Throughput benchmark chart

For memory, we ran a dynamic load latency test designed to simulate the demands of a system running many sandboxes concurrently. The results demonstrate two key strengths: Vera makes full use of its memory bandwidth with relatively few streaming cores, and memory latency stays low and flat even as pressure on the memory channels increases. This experiment serves as a proxy for sandbox workloads, where some, but not all, sandboxes on the system are actively accessing memory at a given instant. Under this regime, Vera maintains high bandwidth and low memory latency, advantages that translate directly to real-world gains. When compared against AMD Zen 5, Vera makes full use of its memory bandwidth sooner, sustains significantly higher throughput, and keeps latency lower as memory pressure grows. Crucially, in a production sandbox system where between 10 and 60 sandboxes are realistically accessing memory concurrently, Vera dominates throughout the entire steady-state operating zone.

Memory bandwidth benchmark chart

The memory benchmark is publicly available at dynamic-load-bench for independent reproducibility.

Prime Intellect plans to host our sandbox offering on Vera once it becomes publicly available, with GPU-enabled sandboxes also planned on top of Vera Rubin systems. The verifiers library, used to design and develop RL environments, fully supports sandbox-backed environments out of the box. Once enabled, RL researchers using our platform will benefit from the performance of sandboxes running on Vera with no changes to their environment definitions.

Advancing Reinforcement Learning with Prime Intellect and NVIDIA NeMo

Nemotron models are available for training through Lab, NVIDIA NeMo Gym environments integrate directly into verifiers, and the NVIDIA NeMo RL training stack also integrates with verifiers. We also collaborate on advancing open research, open datasets, and state-of-the-art open-source models. INTELLECT-3, for example, incorporated Nemotron datasets as part of a broader effort to push open-source models forward and expand access to frontier post-training.

This collaboration extends beyond infrastructure into models and research. We’re also working together on NVIDIA NemoClaw — an open source stack that simplifies running OpenClaw always-on assistants, more safely, with a single command. As part of the NVIDIA Agent Toolkit, it installs the NVIDIA OpenShell runtime—a secure environment for running autonomous agents, and open source models like NVIDIA Nemotron.
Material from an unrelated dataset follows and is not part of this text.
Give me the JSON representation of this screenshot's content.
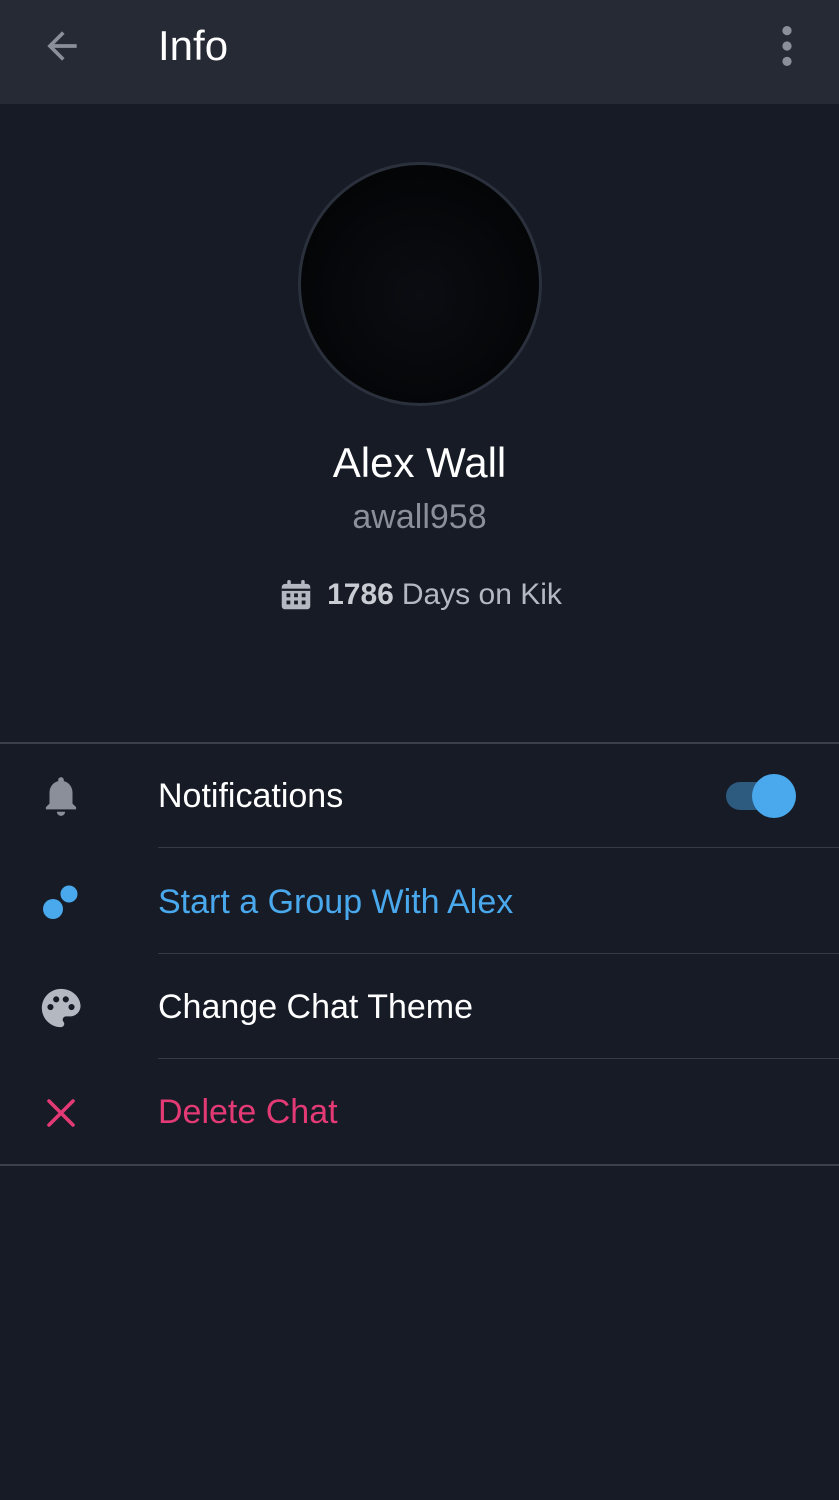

As part of the NVIDIA Agent Toolkit, it installs the NVIDIA OpenShell runtime, a secure environment for running autonomous agents, and open-source models like NVIDIA Nemotron.

The NVIDIA stack has enabled us to build a more capable platform for post-training, agentic inference, and sandbox-backed reinforcement learning. As NVIDIA Vera Rubin becomes available, we look forward to deepening our collaboration with NVIDIA, continuing to integrate new tooling across our stack, and scaling agentic inference globally. Taken together, these steps move us closer to our long-term goal: enabling everyone to build self-improving agents.